Physically flattening cells or manipulating membrane tension with osmotic pressure leads to enriched protrusive branched actin.

(A) Frames from a time lapse movie of endogenously-labeled ARPC2-mScarlet expressed by Fibroblasts plated on glass coverslips coated with poly-L-Lysine and compressed under weighted agarose pucks at t = 5 minutes to physically force cell flattening and spreading. Scale bar spans 10 microns. (B) Plot of the fold change in projected cell spread area after physically compressing cells at t = 10 minutes (red arrow) as shown in (A). n = 25 cells from 2 experiments. (C) Plot of ARPC2-mScarlet intensities along line scans starting near the middle of the largest cellular protrusion, aligned perpendicular to the cell edge, and directed inwards while avoiding regions of obvious ruffles and folds in cells plated as detailed in (A-B) following bleach correction pre- (t = 0) and post-compression (t = 60 minutes). (D) Frames from a time lapse movie of endogenously-labeled ARPC2-mScarlet expressed by Fibroblasts plated on glass coverslips coated with poly-L-Lysine and treated with Sorbitol at a final concentration of 0.25M at t = 10 minutes. Scale bar spans 10 microns. (E) Plot of the fold change in projected cell spread area after treating with 0.25M Sorbitol at t = 10 minutes (red arrow) as shown in (D). n = 32 cells from 2 experiments. (F) Plot of ARPC2-mScarlet intensities along line scans starting near the middle of the largest cellular protrusion, aligned perpendicular to the cell edge, and directed inwards while avoiding regions of obvious ruffles and folds in cells plated as detailed in (D-E) before (t = 0) and after (t = 90 minutes) Sorbitol addition. (G) Plot of mean ARPC2-mScarlet intensity around and within ∼1 micron of the edge of the largest cell protrusion in cells shown and detailed in (D-F) before (t = 0) and after (t = 90 minutes) Sorbitol addition. (H) Plot of Full Width Half Max values calculated from the line scans shown in (F). (I) Scanning electron microscopy (SEM) images of Fibroblasts plated on glass coverslip coated with poly-L-Lysine and treated with 50 μM para-amino-Blebbistatin. Right panel is an enlarged view of the boxed region in the panel to the left. (J) Scanning electron microscopy (SEM) images of Fibroblasts plated on glass coverslip coated with poly-L-Lysine and treated with 0.25M Sorbitol. Right panel is an enlarged view of the boxed region in the panel to the left.
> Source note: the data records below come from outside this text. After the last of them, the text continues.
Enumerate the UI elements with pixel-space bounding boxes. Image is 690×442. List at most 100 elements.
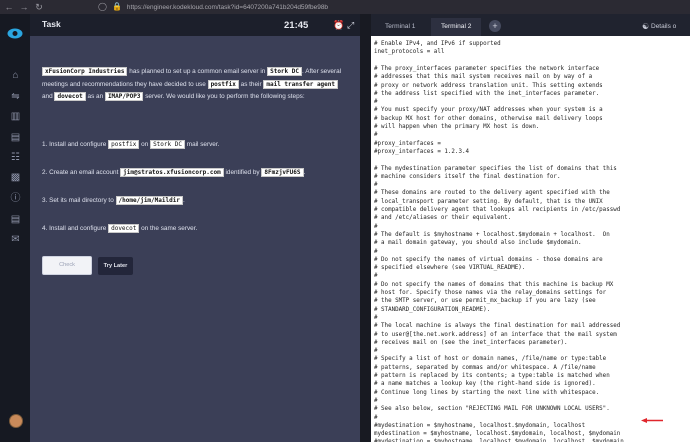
step-text: mail server. [184, 141, 220, 148]
step-text: . [303, 169, 306, 176]
terminal-line: # host for. Specify those names via the … [374, 290, 607, 296]
arrow-icon [641, 418, 663, 423]
try-later-button[interactable]: Try Later [98, 257, 133, 275]
terminal-line: # local_transport parameter setting. By … [374, 198, 603, 205]
reload-icon[interactable]: ↻ [33, 1, 45, 13]
terminal-line: # Continue long lines by starting the ne… [374, 389, 600, 396]
terminal-line: # patterns, separated by commas and/or w… [374, 364, 596, 371]
panel-divider[interactable] [360, 14, 371, 442]
terminal-line: # [374, 273, 378, 280]
check-button[interactable]: Check [42, 256, 92, 275]
terminal-line: # to user@[the.net.work.address] of an i… [374, 331, 617, 338]
forward-arrow-icon[interactable]: → [18, 1, 30, 13]
tab-terminal-1[interactable]: Terminal 1 [375, 18, 425, 36]
home-icon[interactable]: ⌂ [10, 70, 21, 81]
routes-icon[interactable]: ⇋ [10, 91, 21, 102]
shield-icon: ◯ [98, 2, 107, 11]
lock-icon: 🔒 [111, 2, 122, 11]
terminal-line: # addresses that this mail system receiv… [374, 74, 593, 81]
alarm-icon[interactable]: ⏰ [333, 20, 344, 31]
terminal-line: # STANDARD_CONFIGURATION_README). [374, 306, 491, 313]
expand-icon[interactable]: ⤢ [347, 20, 354, 31]
step-1: 1. Install and configure postfix on Stor… [42, 139, 219, 152]
details-link[interactable]: Details o [651, 23, 676, 30]
step-text: 3. Set its mail directory to [42, 197, 116, 204]
address-bar[interactable]: ◯ 🔒 https://engineer.kodekloud.com/task?… [98, 1, 328, 13]
task-timer: 21:45 [284, 20, 309, 31]
step-text: 2. Create an email account [42, 169, 121, 176]
terminal-line: # machine considers itself the final des… [374, 173, 561, 180]
step-2: 2. Create an email account jim@stratos.x… [42, 167, 305, 180]
terminal-line: #mydestination = $myhostname, localhost.… [374, 438, 627, 442]
app-sidebar: ⌂ ⇋ ▥ ▤ ☷ ▩ ⓘ ▤ ✉ [0, 14, 30, 442]
calendar-icon[interactable]: ▤ [10, 132, 21, 143]
terminal-output[interactable]: # Enable IPv4, and IPv6 if supported inet… [371, 36, 690, 442]
terminal-line: # [374, 132, 378, 139]
terminal-line: # the address list specified with the in… [374, 90, 600, 97]
terminal-line: # [374, 414, 378, 421]
step-text: 1. Install and configure [42, 141, 109, 148]
terminal-line: # [374, 248, 378, 255]
terminal-line: # The default is $myhostname + localhost… [374, 231, 610, 238]
intro-text: has planned to set up a common email ser… [127, 68, 268, 75]
terminal-line: # [374, 348, 378, 355]
terminal-line: #mydestination = $myhostname, localhost.… [374, 422, 586, 429]
step-text: on [139, 141, 151, 148]
terminal-line: # will happen when the primary MX host i… [374, 124, 540, 130]
step-text: 4. Install and configure [42, 225, 109, 232]
password-code: 8FmzjvFU6S [261, 168, 304, 177]
terminal-line: # Enable IPv4, and IPv6 if supported [374, 41, 501, 47]
terminal-line: #proxy_interfaces = 1.2.3.4 [374, 148, 469, 155]
logo-icon[interactable] [7, 27, 23, 39]
terminal-line: # The proxy_interfaces parameter specifi… [374, 65, 600, 72]
chat-icon[interactable]: ✉ [10, 234, 21, 245]
step-text: . [182, 197, 185, 204]
terminal-line: # a name matches a lookup key (the right… [374, 381, 596, 388]
terminal-line: # a mail domain gateway, you should also… [374, 240, 582, 247]
step-text: identified by [223, 169, 262, 176]
terminal-line: # compatible delivery agent that lookups… [374, 207, 621, 213]
dc-code: Stork DC [267, 67, 302, 76]
chart-icon[interactable]: ▩ [10, 172, 21, 183]
pkg-code: dovecot [108, 224, 140, 233]
terminal-line: # [374, 99, 378, 106]
terminal-line: # You must specify your proxy/NAT addres… [374, 107, 603, 114]
browser-toolbar: ← → ↻ ◯ 🔒 https://engineer.kodekloud.com… [0, 0, 690, 14]
role-code: mail transfer agent [263, 79, 339, 89]
terminal-line: # the SMTP server, or use permit_mx_back… [374, 298, 596, 305]
terminal-line: # [374, 182, 378, 189]
terminal-line: inet_protocols = all [374, 49, 445, 56]
back-arrow-icon[interactable]: ← [3, 1, 15, 13]
terminal-line: # and /etc/aliases or their equivalent. [374, 215, 512, 222]
terminal-line: # Do not specify the names of domains th… [374, 281, 614, 288]
mta-code: postfix [207, 79, 239, 89]
terminal-line: # [374, 314, 378, 321]
terminal-line: mydestination = $myhostname, localhost.$… [374, 431, 621, 438]
task-header: Task [30, 14, 360, 36]
intro-text: as their [238, 80, 264, 88]
tab-terminal-2[interactable]: Terminal 2 [431, 18, 482, 36]
avatar[interactable] [9, 414, 23, 428]
intro-text: as an [85, 93, 105, 100]
add-terminal-button[interactable]: + [489, 20, 501, 32]
terminal-line: # The mydestination parameter specifies … [374, 165, 617, 172]
terminal-tab-bar: Terminal 1 Terminal 2 + ☯ Details o [371, 14, 690, 36]
step-3: 3. Set its mail directory to /home/jim/M… [42, 195, 185, 208]
globe-icon[interactable]: ☯ [642, 22, 649, 31]
info-icon[interactable]: ⓘ [10, 193, 21, 204]
pkg-code: postfix [108, 140, 140, 149]
terminal-line: # Do not specify the names of virtual do… [374, 256, 603, 263]
terminal-line: #proxy_interfaces = [374, 140, 441, 147]
book-icon[interactable]: ▤ [10, 214, 21, 225]
dc-code: Stork DC [150, 140, 185, 149]
terminal-line: # proxy or network address translation u… [374, 82, 603, 89]
step-text: on the same server. [139, 225, 198, 232]
org-icon[interactable]: ☷ [10, 152, 21, 163]
terminal-line: # backup MX host for other domains, othe… [374, 115, 603, 122]
url-text[interactable]: https://engineer.kodekloud.com/task?id=6… [127, 4, 328, 11]
task-description: xFusionCorp Industries has planned to se… [30, 36, 360, 442]
stairs-icon[interactable]: ▥ [10, 111, 21, 122]
mda-code: dovecot [54, 92, 86, 101]
terminal-line: # [374, 397, 378, 404]
proto-code: IMAP/POP3 [104, 92, 144, 101]
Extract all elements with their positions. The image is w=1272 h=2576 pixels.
Neither control nor Arp2/3 null Fibroblasts plated on dense fibronectin ECM exhibit robust cells spreading in response to increased extracellular viscosity.

(A) Frames from time lapse movies of endogenous ARPC2-mScarlet expressed by control cells and lentiviral transduced GFP-Paxillin and LifeAct-miRFP670 expressed by both control and 4-HT-treated Arpc2 knockout Fibroblasts plated on glass coverslips coated with fibronectin and treated with 0.6% methylcellulose at t = 10 minutes. Scale bars span 10 microns. (B) Plot of projected cell spread area over time measured among cells shown and described in (A), with the red arrow at t = 10 minutes marking when wash-ins were performed. N = 27 for control and 15 for Arp2/3 Null cells from 2 experiments.